Voltando a "Ali e Nino": ao final daquela exposição do professor, claramente tendencioso a favor dos aspectos europeus (e portanto "civilizados") de Baku, é um dos alunos que levanta a mão para responder ao mestre: "Por favor, senhor, nós preferimos ficar na Ásia."

segunda-feira, 12 de agosto de 2019

Guatemala, entre colonizados e colonizadores

Antigua Guatemala é uma bela cidade colonial. Com uns cinco séculos de história, a antiga capital do país está convenientemente situada a não muitos quilômetros da Cidade da Guatemala - de tal forma que uma fração grande dos visitantes que desembarcam no aeroporto rumam direto para Antigua, sem sequer passar pela capital.
Caminhar pelas ruas de Antigua é um prazer, assim como provar a boa comida guatemalteca num de seus restaurantes. E aqui vale tanto jantar numa boa mesa, à noite, quanto degustar o café da manhã típico do país - variações em torno de ovos, feijões, banana, queijo e tortillas. Ou quem sabe entregar-se ao autêntico chocolate centro-americano.
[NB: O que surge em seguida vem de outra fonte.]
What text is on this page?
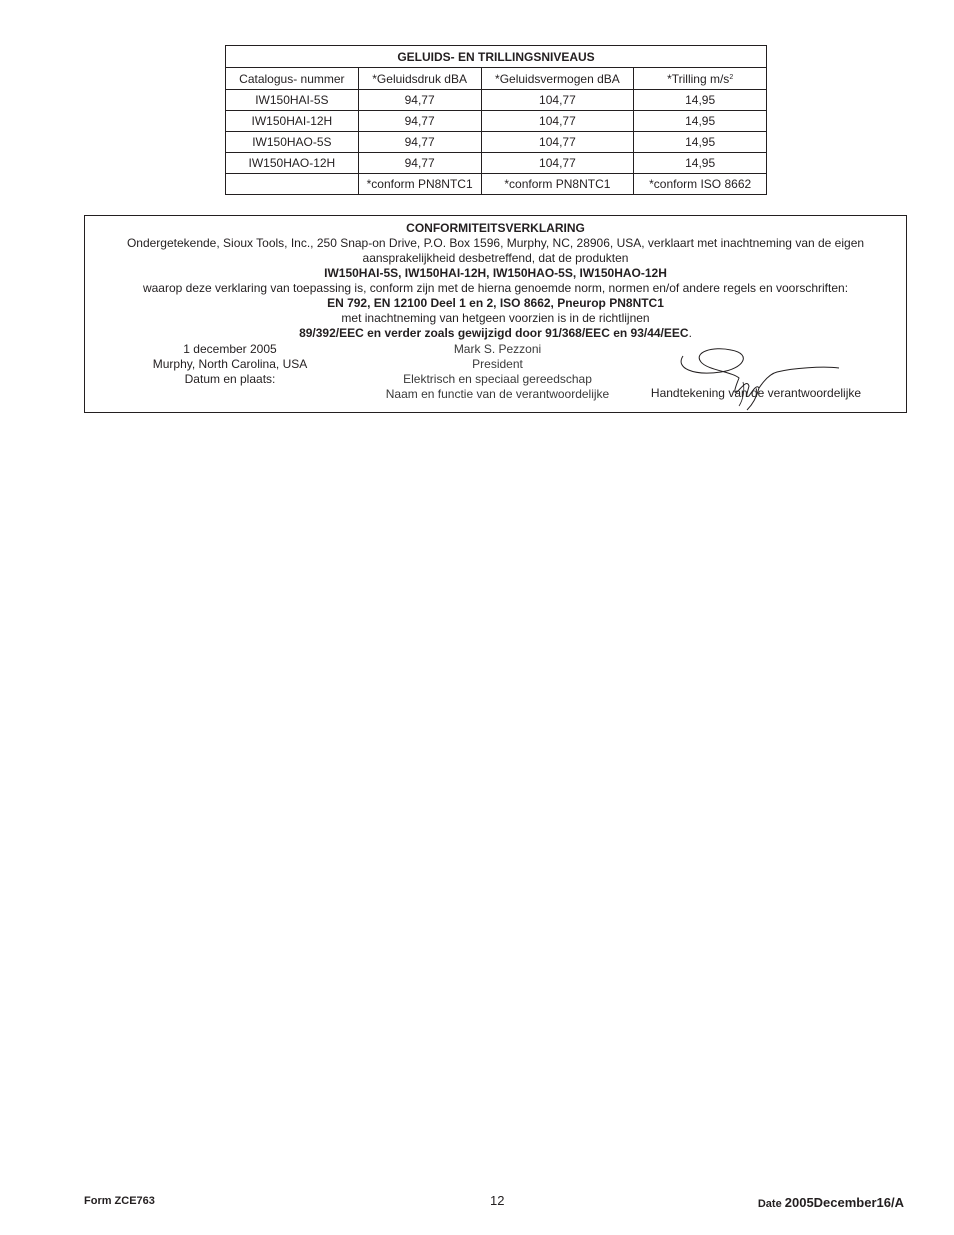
GELUIDS- EN TRILLINGSNIVEAUS			
Catalogus- nummer	*Geluidsdruk dBA	*Geluidsvermogen dBA	*Trilling $m/s^2$
IW150HAI-5S	94,77	104,77	14,95
IW150HAI-12H	94,77	104,77	14,95
IW150HAO-5S	94,77	104,77	14,95
IW150HAO-12H	94,77	104,77	14,95
	*conform PN8NTC1	*conform PN8NTC1	*conform ISO 8662
CONFORMITEITSVERKLARING
Ondergetekende, Sioux Tools, Inc., 250 Snap-on Drive, P.O. Box 1596, Murphy, NC, 28906, USA, verklaart met inachtneming van de eigen
aansprakelijkheid desbetreffend, dat de produkten
IW150HAI-5S, IW150HAI-12H, IW150HAO-5S, IW150HAO-12H
waarop deze verklaring van toepassing is, conform zijn met de hierna genoemde norm, normen en/of andere regels en voorschriften:
EN 792, EN 12100 Deel 1 en 2, ISO 8662, Pneurop PN8NTC1
met inachtneming van hetgeen voorzien is in de richtlijnen
89/392/EEC en verder zoals gewijzigd door 91/368/EEC en 93/44/EEC.
1 december 2005
Murphy, North Carolina, USA
Datum en plaats:
Mark S. Pezzoni
President
Elektrisch en speciaal gereedschap
Naam en functie van de verantwoordelijke	Handtekening van de verantwoordelijke
Form ZCE763	12	Date 2005December16/A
É também em Antigua que se encontra o que é certamente um dos principais cartões-postais da Guatemala: a vista do Arco de Santa Catarina com um dos vulcões ao fundo. Uma maravilha chegar a ela caminhando pelas ruas de pedra da cidade.
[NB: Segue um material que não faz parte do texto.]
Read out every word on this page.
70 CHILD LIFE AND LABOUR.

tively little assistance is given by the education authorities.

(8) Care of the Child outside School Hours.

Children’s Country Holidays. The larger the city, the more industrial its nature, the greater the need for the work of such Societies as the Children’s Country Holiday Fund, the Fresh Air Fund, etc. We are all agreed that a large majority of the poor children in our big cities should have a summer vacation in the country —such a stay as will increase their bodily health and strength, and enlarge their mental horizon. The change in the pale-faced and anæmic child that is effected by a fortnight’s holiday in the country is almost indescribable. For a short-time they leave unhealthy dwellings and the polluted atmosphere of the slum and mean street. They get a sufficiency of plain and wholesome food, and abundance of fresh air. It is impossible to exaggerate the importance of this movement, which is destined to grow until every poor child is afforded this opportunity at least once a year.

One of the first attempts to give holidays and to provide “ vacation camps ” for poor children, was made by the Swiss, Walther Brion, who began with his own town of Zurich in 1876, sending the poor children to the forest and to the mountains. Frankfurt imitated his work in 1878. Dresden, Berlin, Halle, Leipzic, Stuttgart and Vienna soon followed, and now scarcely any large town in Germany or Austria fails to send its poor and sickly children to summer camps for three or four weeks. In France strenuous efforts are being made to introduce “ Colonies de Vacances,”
Tudo bonito demais, na verdade. A questão é que a cidade é carregada de símbolos coloniais adquiridos ao longo de séculos de invasão europeia - isso num país onde 80 % da população, ainda hoje, é de ameríndios e mestiços.
Basta andar um pouco pelo restante do país para perceber que Antigua Guatemala é arrumadinha demais, enfeitada demais, limpa demais, autêntica de menos. Uma joia para turistas que chegam falando inglês e pagando em dólar.
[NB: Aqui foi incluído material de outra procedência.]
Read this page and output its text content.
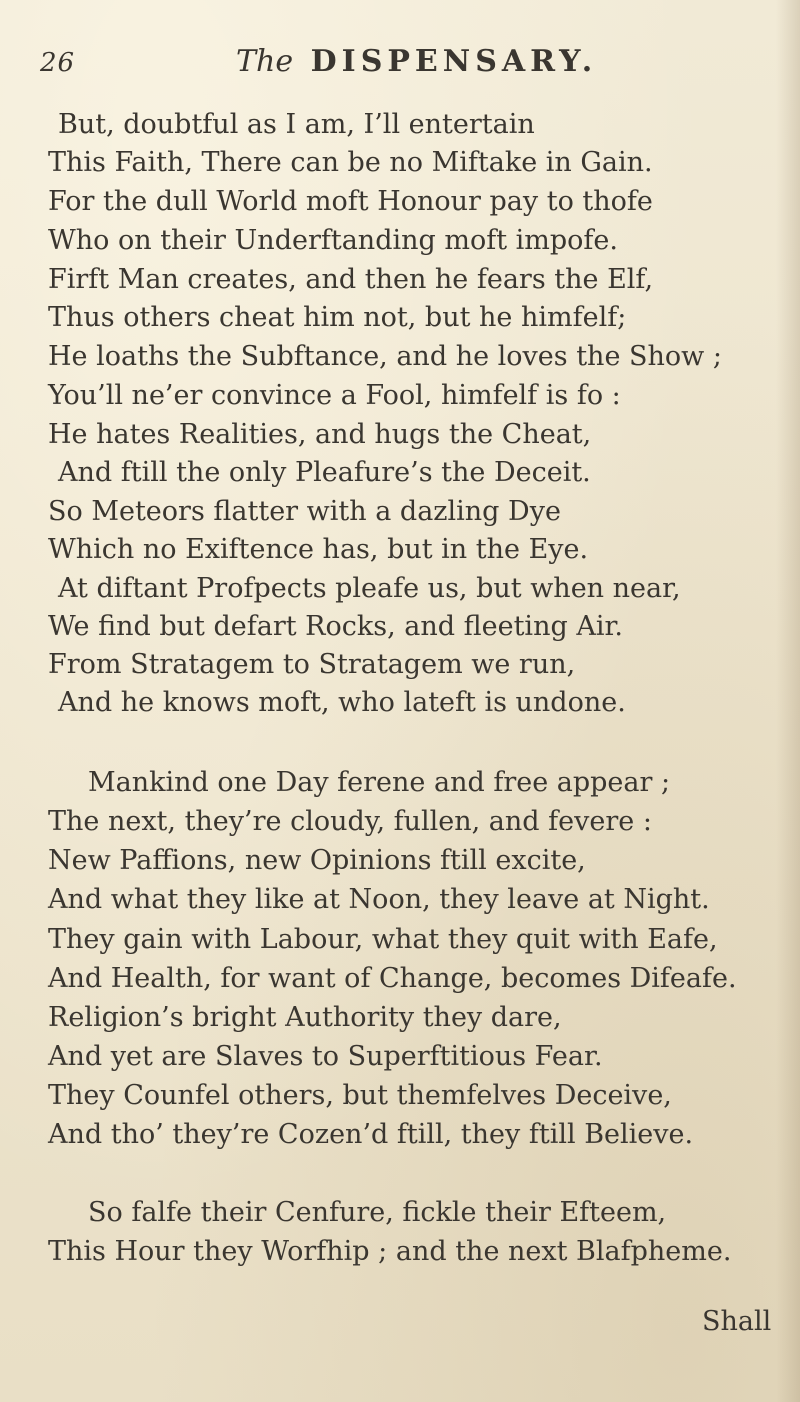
26	The DISPENSARY.
But, doubtful as I am, I’ll entertain
This Faith, There can be no Miftake in Gain.
For the dull World moft Honour pay to thofe
Who on their Underftanding moft impofe.
Firft Man creates, and then he fears the Elf,
Thus others cheat him not, but he himfelf;
He loaths the Subftance, and he loves the Show ;
You’ll ne’er convince a Fool, himfelf is fo :
He hates Realities, and hugs the Cheat,
And ftill the only Pleafure’s the Deceit.
So Meteors flatter with a dazling Dye
Which no Exiftence has, but in the Eye.
At diftant Profpects pleafe us, but when near,
We find but defart Rocks, and fleeting Air.
From Stratagem to Stratagem we run,
And he knows moft, who lateft is undone.
Mankind one Day ferene and free appear ;
The next, they’re cloudy, fullen, and fevere :
New Paffions, new Opinions ftill excite,
And what they like at Noon, they leave at Night.
They gain with Labour, what they quit with Eafe,
And Health, for want of Change, becomes Difeafe.
Religion’s bright Authority they dare,
And yet are Slaves to Superftitious Fear.
They Counfel others, but themfelves Deceive,
And tho’ they’re Cozen’d ftill, they ftill Believe.
So falfe their Cenfure, fickle their Efteem,
This Hour they Worfhip ; and the next Blafpheme.
Shall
E, apesar disso, de Antigua é possível chegar a Atitlán após um trajeto de três horas em ônibus ou van. Trata-se de um lago realmente bonito, cercado de vulcões impressionantes e ao redor do qual se situam uma série de cidades e vilarejos; entre eles, Panajachel.
As margens do lago, além da beleza natural, chamam a atenção pelo aspecto demográfico. Estamos em uma região com fortes traços indígenas: a população é descendente direta dos maias que viviam na Guatemala quando chegaram os espanhóis. Muitos ainda falam alguma das línguas maias. Vestem-se, comem e criam seus filhos da maneira tradicional.
Acontece que, entre essa pequena cidade maia e o esplendor colonial de Antigua Guatemala há um abismo mais intransponível do que as montanhas guatemaltecas. Antigua é talvez a cidade mais limpa do país, bem como a mais estruturada para receber turistas. Já Panajachel tem um aspecto de caos e, mais que isso, de gente que (embora trabalhadora) é evidentemente pobre. Não se vai muito longe sem cruzar com alguém vendendo frutas e artesanatos a preços ridiculamente baixos - são pessoas sofridas, algumas delas bem idosas, outras são crianças pequenas. De partir o coração, e também para lembrar que o mundo (também) é isso, e não a nossa pequena bolha.
Então me ponho a pensar no quanto fomos cuidadosamente treinados para ignorar as injustiças. No caso da América Central, é chamar de "conquista" a invasão espanhola e as guerras que se seguiram. É sistematicamente agir como se a língua, a religião e a história europeias fossem superiores a suas contrapartes americanas (e ensinar umas e não outras nas escolas). Renomear cidades dando a elas nomes de santos, construir igrejas em cima de antigos templos. Acontece, porém, que, mesmo na porção mais espanhola da Guatemala (como em Antigua), alguns dos aspectos mais atraentes são aqueles ligados às raízes maias. Nossa percepção da cultura deles sem dúvida evoluiu desde a chegada dos primeiros europeus, mas ainda temos um longo caminho pela frente.